HHS began its investigation in 2012 after being notified by a news station, which reported that documents containing the PHI of over 1,600 individuals had been discarded into an unsecured dumpster on the property of Cornell Prescription Pharmacy. These documents, which were not shredded, contained specifically identifiable information on the Pharmacy’s patients. Upon investigation, HHS determined the Pharmacy, which is a single-location pharmacy specializing in compounding medicines and providing services to local hospice care agencies, had violated the HIPAA Privacy Rule by:
- failing to reasonably safeguard PHI;
- failing to implement written policies and procedures; and
- failing to train employees on policies and procedures
Although the settlement was not an admission of liability, the Pharmacy agreed to pay HHS $125,000 and implement an extensive corrective action plan (CAP). Because the Pharmacy had never developed and adopted the policies and procedures required under the HIPAA Privacy Rule, the CAP imposed significant additional obligations, including the development and submission to HHS for approval the required policies and procedures.

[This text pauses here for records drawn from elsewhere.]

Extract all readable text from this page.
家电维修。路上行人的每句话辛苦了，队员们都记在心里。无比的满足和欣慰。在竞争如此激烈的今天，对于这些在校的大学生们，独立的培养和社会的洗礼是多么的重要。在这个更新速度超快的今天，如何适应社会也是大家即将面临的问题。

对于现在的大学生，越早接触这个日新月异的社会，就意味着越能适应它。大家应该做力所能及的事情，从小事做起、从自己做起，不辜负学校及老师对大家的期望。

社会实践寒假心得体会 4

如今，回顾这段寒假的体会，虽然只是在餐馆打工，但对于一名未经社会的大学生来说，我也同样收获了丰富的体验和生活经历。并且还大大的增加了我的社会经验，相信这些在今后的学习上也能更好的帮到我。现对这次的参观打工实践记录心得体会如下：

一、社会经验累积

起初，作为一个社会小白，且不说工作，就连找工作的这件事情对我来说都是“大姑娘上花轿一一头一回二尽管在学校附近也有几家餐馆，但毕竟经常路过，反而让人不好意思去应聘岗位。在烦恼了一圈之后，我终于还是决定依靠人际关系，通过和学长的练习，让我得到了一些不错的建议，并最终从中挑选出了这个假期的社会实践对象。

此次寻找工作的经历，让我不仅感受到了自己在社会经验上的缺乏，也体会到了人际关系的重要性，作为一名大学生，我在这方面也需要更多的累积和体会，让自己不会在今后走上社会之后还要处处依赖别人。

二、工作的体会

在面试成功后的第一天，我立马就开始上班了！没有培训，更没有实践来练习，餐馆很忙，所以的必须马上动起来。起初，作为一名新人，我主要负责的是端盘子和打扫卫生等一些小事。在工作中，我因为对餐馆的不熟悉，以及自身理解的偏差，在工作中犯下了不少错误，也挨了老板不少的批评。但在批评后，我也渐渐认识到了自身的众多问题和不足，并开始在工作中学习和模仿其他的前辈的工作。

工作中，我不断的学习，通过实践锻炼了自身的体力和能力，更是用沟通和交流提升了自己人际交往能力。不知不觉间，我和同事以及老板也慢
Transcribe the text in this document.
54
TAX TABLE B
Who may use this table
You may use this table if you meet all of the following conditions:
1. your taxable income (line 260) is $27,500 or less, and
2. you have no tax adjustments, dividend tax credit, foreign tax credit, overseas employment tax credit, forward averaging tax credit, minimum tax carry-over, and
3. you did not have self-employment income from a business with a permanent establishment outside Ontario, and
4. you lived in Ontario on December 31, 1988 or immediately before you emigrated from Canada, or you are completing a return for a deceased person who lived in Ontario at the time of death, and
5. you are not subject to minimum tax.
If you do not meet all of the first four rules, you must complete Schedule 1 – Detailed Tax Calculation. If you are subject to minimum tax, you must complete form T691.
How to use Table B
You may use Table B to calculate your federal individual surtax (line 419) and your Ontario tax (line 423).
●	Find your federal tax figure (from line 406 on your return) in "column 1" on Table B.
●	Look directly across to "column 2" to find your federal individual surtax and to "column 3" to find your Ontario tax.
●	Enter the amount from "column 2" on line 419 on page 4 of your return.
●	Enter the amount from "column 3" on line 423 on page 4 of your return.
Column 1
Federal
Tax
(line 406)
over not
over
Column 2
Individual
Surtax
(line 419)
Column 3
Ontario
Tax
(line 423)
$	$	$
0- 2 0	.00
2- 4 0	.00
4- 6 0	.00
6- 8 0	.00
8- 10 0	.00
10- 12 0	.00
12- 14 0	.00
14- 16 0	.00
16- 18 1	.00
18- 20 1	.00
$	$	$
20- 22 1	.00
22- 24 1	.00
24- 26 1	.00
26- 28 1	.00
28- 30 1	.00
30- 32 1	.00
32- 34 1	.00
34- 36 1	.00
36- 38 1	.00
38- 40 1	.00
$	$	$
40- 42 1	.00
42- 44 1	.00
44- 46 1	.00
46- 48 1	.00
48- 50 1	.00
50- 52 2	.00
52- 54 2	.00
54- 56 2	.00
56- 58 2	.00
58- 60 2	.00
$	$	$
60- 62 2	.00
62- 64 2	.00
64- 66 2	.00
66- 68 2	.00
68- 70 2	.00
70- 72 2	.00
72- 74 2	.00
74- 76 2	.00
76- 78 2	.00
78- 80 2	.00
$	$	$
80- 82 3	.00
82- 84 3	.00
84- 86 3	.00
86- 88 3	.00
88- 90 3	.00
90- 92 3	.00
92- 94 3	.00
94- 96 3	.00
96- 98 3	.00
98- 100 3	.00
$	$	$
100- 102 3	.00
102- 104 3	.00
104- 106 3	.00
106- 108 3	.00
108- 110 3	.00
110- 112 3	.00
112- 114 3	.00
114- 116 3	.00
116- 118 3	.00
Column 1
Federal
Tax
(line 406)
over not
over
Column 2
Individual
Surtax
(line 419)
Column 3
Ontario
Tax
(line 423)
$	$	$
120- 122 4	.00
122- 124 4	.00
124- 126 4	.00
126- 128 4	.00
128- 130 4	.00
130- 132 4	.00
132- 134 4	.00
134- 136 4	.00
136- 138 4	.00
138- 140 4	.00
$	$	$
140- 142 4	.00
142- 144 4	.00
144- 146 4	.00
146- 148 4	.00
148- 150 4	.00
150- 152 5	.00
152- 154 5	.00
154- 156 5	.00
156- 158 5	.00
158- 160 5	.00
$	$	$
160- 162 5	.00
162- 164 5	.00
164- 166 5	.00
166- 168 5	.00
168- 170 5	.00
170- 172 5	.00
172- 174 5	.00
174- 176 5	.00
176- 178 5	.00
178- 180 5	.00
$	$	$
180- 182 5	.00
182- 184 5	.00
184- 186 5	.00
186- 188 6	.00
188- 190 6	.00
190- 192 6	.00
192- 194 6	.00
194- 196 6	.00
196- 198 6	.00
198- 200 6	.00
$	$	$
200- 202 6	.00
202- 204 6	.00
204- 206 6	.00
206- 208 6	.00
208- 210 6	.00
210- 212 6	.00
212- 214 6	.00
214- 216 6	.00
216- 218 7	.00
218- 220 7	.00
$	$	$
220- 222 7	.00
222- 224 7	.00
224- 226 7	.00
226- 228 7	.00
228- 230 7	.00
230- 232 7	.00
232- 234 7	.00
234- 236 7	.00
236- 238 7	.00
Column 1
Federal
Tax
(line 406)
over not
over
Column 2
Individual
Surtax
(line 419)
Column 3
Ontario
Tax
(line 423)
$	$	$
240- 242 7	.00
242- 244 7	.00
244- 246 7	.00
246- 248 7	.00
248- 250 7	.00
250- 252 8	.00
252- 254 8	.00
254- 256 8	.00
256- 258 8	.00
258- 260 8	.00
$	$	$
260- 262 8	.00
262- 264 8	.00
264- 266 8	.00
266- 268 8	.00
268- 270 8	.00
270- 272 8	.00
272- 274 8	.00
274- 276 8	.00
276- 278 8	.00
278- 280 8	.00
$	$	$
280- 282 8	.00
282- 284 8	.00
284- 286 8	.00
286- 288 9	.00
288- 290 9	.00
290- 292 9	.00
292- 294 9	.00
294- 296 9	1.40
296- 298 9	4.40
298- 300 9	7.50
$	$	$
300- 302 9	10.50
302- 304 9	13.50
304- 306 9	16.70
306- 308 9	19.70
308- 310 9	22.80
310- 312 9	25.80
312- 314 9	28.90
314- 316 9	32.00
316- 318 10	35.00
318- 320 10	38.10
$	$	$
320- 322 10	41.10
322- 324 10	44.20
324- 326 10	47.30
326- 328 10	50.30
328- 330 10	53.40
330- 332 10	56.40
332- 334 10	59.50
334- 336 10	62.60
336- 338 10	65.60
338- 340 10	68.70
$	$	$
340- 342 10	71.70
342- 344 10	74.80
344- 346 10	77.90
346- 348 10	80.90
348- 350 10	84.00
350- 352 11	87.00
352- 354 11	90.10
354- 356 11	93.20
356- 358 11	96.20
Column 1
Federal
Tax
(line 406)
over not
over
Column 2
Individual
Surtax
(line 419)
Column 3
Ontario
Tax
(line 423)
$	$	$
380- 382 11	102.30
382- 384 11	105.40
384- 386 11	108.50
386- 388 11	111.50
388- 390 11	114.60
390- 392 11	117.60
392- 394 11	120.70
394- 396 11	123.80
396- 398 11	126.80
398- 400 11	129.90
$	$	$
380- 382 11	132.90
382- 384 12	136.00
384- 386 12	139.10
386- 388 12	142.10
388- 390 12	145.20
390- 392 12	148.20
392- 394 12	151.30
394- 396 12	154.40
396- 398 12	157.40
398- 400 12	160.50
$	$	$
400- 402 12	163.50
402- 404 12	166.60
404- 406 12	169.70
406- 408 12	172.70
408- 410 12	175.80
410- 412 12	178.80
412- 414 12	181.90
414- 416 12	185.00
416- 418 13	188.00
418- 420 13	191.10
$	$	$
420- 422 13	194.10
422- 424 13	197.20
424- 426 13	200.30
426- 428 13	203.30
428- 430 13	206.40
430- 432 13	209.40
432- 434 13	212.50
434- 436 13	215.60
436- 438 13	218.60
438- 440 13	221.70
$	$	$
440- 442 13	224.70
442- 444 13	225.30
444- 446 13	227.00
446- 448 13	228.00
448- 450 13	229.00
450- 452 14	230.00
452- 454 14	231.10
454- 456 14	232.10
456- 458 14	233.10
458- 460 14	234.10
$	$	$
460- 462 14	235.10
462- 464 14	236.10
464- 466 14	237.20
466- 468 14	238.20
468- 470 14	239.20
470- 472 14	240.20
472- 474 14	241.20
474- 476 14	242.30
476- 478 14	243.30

The Pharmacy is also required to conduct appropriate training and submit annual reports for two years regarding its compliance with the CAP. Because the Pharmacy had never adopted or implemented the required policies and procedures, the costs of complying with the CAP are likely to be significant and are in addition to the $125,000 settlement payment.
Although the HIPAA Privacy Rule has been in place for over a decade, this settlement demonstrates there are covered entities or business associates that are not fully compliant with applicable provisions of HIPAA. In connection with this settlement agreement, HHS released an FAQ document about proper disposal of paper and electronic PHI. The announcement of this settlement also likely signals increased enforcement activities by HHS in the coming months and highlights the importance for covered entities and business associates, whether large or small, to take appropriate steps to minimize the chances of impermissible disclosures of PHI (in any format) and any resulting enforcement action by HHS. At minimum, a covered entity or business associate should:
- Ensure their privacy and security policies and procedures reflect the requirements of the HITECH Act and the HIPAA Omnibus Rule that was effective September 23, 2013 and that workforce members are trained to implement and follow these policies and procedures;
- At least annually conduct a thorough risk analysis to identify and mitigate security risks and vulnerabilities associated with PHI and adopt or revise policies accordingly;
- In the event of a suspected privacy breach, timely comply with breach investigation and notification requirements; and
- Determine whether existing general liability or professional liability policies provide coverage for data breach incidents and if not, contact their insurance broker about obtaining such coverage.